Game Development

unity – How To Calculate The Appropriate Sprite Dimensions?

I will faux for a second that your sprite is billboarded, so it at all times precisely faces the digital camera.

At a depth of $z$ models in entrance of a perspective digital camera with (half) vertical discipline of view $fov$, the digital camera sees an oblong slice of the world that is precisely…

$$h_text{world} = z cdot 2 tan (textual content {fov})$$

…world models tall. That corresponds to $h_text{display}$ pixels, the peak of your display/window.

So in case your display is 1080 pixels tall, and your digital camera has a 30° discipline of view, and is following your character a distance of 5 models alongside its z axis, then every unit of world area at your character’s depth maps to:

$$ppu = frac {h_text{display}} {h_text{world}} = frac {1080} {(5) cdot 2 tan (30^circ)} = frac {108} {frac 1 {sqrt 3}} approx 187.06$$

187.06 pixels per unit of world area.

You should use this because the Pixels Per Unit setting within the inspector when importing your sprite, and your sprite’s vertical decision must be the character’s top in world area multiplied by this quantity. (So in the event you wished your character to be 1.5 world models tall, that will be $1.5 cdot 187.06 approx 281$ pixels tall).

(Utilizing a discipline of view whose tangent ratio is a rational quantity will show you how to get a pleasant neat integer right here as a substitute of a messy irrational that would expertise rounding errors)

Or, you should utilize any energy of two occasions this ppu, and equally bump up the decision of your sprite by the identical energy of two, in order that the $i^{th}$ mipmap precisely matches the display decision.

Now, when the sprite isn’t precisely billboarded to the digital camera… it will get sophisticated. Your vertical top will now be foreshortened by the digital camera’s tilt, which can trigger the sprite to span fewer on-screen pixels top-to-bottom. However simply lowering its top will not repair that, as a result of the rows of texels will not be evenly spaced – rows farther from the digital camera will cluster nearer collectively, and the columns will not be straight verticals, however converging diagonals.
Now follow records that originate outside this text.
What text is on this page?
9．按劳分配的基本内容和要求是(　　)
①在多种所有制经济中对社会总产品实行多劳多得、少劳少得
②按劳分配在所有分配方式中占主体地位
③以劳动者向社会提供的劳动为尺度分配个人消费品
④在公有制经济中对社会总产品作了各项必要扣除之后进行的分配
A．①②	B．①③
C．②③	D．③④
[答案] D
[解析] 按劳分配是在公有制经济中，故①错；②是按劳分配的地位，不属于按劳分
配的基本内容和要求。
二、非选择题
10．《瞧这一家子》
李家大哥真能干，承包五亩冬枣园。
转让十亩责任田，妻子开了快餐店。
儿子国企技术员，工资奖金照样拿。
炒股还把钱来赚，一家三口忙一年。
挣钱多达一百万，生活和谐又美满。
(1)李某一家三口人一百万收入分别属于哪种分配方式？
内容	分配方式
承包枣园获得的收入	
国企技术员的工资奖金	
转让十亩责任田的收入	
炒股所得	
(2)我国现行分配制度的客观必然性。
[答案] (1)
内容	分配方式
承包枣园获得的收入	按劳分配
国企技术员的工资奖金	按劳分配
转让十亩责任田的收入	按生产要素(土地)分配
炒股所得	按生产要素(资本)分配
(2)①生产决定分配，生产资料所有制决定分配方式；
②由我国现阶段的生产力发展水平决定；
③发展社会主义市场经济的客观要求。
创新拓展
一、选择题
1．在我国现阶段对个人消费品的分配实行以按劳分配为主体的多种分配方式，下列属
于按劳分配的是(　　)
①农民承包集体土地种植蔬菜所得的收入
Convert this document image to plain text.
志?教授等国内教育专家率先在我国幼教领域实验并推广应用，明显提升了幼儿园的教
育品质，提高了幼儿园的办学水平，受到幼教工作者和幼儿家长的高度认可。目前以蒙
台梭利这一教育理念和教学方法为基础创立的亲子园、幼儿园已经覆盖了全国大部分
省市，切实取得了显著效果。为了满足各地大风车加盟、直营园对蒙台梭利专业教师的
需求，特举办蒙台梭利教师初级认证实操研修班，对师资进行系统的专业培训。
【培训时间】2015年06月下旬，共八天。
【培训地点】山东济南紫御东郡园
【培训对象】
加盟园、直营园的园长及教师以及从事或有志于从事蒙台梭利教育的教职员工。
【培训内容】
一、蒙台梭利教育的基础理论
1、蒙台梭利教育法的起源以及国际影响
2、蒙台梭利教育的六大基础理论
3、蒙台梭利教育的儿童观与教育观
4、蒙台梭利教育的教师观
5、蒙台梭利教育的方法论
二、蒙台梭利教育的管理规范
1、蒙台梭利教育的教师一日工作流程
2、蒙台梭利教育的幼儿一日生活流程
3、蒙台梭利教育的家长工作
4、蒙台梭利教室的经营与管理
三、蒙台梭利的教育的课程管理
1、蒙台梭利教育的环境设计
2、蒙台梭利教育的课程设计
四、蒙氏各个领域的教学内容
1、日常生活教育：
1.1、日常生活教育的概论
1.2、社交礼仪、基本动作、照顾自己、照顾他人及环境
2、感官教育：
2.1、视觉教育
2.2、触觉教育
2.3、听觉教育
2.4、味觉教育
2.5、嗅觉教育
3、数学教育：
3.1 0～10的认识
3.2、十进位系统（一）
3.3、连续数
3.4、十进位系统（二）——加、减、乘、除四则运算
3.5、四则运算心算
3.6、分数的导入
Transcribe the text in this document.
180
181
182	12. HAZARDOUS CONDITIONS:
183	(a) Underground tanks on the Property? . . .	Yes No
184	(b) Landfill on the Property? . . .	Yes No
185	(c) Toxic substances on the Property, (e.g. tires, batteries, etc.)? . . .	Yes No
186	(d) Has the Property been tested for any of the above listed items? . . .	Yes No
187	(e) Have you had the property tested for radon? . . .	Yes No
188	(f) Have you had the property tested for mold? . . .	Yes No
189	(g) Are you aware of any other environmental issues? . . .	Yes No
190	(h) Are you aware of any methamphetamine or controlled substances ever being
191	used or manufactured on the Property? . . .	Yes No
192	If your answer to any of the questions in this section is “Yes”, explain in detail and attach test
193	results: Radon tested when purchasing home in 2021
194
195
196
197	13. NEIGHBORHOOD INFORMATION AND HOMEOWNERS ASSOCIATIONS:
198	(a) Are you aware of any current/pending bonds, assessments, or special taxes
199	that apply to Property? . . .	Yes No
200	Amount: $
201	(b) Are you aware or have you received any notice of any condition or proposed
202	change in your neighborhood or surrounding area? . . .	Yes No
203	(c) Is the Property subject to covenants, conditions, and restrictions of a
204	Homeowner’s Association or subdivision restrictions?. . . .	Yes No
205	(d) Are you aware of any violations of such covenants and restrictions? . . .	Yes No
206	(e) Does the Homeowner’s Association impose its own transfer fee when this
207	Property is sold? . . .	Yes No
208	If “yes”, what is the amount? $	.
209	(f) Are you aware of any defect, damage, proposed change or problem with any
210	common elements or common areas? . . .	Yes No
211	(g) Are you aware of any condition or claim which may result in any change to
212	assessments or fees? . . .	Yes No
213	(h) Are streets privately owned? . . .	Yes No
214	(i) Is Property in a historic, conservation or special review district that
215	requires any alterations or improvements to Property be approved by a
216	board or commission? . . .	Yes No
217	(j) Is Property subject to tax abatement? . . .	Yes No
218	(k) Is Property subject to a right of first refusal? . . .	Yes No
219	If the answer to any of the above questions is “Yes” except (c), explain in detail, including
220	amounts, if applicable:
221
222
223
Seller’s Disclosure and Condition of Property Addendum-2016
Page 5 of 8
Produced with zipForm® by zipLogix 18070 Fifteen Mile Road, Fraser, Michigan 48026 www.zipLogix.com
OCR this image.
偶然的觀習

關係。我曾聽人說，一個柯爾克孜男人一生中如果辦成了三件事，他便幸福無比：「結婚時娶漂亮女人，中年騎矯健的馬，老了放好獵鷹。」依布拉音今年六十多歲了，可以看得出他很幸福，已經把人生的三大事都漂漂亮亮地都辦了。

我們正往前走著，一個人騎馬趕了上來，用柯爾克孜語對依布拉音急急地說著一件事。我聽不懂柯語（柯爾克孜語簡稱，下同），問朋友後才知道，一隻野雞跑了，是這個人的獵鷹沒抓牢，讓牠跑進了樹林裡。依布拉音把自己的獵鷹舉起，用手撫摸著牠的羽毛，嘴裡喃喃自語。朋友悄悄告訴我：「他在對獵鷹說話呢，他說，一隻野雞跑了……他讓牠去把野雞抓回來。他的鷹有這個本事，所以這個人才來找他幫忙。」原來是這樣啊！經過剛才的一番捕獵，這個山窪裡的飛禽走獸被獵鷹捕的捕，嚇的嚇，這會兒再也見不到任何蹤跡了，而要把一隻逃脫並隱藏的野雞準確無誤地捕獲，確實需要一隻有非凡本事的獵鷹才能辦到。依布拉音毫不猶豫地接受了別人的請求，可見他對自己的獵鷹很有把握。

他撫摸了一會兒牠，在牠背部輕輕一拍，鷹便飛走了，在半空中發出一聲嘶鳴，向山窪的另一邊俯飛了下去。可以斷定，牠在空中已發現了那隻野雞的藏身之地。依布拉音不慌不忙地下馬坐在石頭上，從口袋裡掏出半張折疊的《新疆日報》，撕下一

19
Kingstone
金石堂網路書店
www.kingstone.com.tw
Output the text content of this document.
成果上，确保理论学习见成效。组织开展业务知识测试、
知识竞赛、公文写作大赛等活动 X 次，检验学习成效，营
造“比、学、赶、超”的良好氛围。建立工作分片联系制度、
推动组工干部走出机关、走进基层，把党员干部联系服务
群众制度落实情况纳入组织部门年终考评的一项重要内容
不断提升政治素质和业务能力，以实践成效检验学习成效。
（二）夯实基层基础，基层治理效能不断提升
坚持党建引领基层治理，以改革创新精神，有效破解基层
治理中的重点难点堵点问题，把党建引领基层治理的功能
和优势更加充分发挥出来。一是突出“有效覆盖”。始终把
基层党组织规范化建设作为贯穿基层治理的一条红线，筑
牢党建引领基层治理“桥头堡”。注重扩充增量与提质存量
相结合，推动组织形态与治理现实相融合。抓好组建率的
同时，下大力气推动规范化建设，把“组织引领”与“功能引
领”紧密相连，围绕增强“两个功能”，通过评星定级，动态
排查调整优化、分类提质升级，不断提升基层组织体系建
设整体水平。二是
Meaning you will be unable to get a 1:1 match between the grid of sprite texels and the grid of display pixels, and a few interpolation and blurring should happen someplace.

A technique round this – with out tilting all of your characters again in order that they stand on a diagonal, resulting in bizarre clipping with vertical partitions and such – is to not tilt your digital camera downward. As an alternative, have it look instantly horizontally. Then, use an indirect frustum to shift the picture aircraft vertically, so that you just raise up the horizon on the display, and the portion under the horizon the place the digital camera is trying “down” fills your view. This shift doesn’t disturb the spacing or parallel-ness of a grid drawn within the XY aircraft, so it will not distort your sprites.